5) Additionally, where is the evidence that the conservation of wild dogs in small reserves is, in Borrell’s words, a “lost cause”? When did ‘difficult’ become ‘impossible’? It is illustrative of Borrell’s arrogance that he thinks he can make such a clear judgment after demonstrating that he understands very little of the fundamental basis of conservation theory and being in a place for only a couple of days.

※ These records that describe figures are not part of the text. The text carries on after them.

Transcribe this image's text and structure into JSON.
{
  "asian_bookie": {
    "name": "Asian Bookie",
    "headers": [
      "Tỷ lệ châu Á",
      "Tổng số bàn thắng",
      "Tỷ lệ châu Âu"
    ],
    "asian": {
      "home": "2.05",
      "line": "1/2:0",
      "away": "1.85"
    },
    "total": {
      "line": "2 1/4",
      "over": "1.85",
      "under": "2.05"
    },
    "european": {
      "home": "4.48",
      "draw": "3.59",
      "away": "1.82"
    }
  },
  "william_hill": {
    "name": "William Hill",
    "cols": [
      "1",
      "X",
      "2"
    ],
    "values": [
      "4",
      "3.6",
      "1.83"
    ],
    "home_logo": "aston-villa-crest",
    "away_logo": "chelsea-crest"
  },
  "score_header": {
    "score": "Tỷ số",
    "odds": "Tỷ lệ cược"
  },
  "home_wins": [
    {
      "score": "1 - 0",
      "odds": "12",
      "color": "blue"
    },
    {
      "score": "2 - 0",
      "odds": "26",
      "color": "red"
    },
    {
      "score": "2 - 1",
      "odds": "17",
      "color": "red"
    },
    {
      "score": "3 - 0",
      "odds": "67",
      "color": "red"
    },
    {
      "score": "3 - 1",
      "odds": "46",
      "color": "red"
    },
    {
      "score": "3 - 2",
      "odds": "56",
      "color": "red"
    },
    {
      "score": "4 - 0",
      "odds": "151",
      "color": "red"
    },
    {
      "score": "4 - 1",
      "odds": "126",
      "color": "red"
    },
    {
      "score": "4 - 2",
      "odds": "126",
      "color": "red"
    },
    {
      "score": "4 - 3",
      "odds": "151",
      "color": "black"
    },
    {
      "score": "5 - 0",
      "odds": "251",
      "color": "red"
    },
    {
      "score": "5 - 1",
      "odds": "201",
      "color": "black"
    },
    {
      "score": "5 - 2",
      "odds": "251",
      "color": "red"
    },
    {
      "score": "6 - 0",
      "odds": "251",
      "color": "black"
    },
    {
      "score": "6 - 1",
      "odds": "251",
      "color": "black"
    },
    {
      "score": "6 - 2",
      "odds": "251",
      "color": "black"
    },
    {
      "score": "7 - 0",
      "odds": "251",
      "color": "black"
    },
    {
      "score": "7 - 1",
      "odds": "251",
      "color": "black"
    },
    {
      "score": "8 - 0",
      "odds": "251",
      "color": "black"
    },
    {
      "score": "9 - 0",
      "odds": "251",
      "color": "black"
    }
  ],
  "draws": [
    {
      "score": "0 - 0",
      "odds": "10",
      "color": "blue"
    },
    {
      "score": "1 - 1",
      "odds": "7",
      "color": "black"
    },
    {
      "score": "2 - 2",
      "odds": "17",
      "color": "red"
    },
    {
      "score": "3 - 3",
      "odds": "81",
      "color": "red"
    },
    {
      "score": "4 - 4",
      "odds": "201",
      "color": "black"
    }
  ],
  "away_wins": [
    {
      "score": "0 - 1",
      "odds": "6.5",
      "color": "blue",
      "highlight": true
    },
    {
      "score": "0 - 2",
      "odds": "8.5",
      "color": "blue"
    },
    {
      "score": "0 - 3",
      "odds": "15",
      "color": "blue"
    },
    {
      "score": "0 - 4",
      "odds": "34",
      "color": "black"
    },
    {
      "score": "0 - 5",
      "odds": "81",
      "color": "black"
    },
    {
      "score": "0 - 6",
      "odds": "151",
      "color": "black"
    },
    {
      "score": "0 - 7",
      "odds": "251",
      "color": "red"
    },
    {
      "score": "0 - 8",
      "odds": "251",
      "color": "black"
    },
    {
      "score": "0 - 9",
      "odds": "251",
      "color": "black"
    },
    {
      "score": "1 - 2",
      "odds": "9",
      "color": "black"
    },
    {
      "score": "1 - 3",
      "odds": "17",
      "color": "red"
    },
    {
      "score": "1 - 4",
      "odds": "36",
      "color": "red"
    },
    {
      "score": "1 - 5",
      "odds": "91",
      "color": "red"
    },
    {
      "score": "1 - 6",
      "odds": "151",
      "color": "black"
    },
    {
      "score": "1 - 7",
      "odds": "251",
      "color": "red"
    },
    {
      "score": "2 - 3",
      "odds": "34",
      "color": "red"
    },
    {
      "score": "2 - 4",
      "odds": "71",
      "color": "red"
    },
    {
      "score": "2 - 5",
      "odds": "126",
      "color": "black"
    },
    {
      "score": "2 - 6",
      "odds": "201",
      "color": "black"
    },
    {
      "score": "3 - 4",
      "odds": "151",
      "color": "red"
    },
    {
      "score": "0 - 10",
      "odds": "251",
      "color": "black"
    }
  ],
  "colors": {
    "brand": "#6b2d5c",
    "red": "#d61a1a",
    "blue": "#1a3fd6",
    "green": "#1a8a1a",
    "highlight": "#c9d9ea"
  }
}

6) Wild dogs, by Borrell’s own account, have vanished from large protected areas – the Maasai Mara in Kenya, for example – and are now extinct in the majority of countries they once occurred in. Because of this species’ extreme vulnerability to disease etc., I think it makes a lot of sense to have as many populations of the animals as possible spread through the landscape, even if they are in small reserves and even if this is expensive. Borrell might think that conserving them in a handful of larger reserves is more cost-effective, which is an opinion that he might want to bring to the table. However, he cut off all possibility for a civilized debate by calling the project of a group of hardworking conservationists a “one of the most pointless conservation efforts imaginable.” If he did not expect to get caring peoples’ hackles up with this one, he should have.
|
Re: Borrell gets it wrong - again and again!
by Biodiversivist
09/08/2009, 11:58 PM #
Nice critique Mr. Welz. This is the strength of the internet. The Author's response was little more than a face saving exercise. Hopefully he learned something. I certainly did.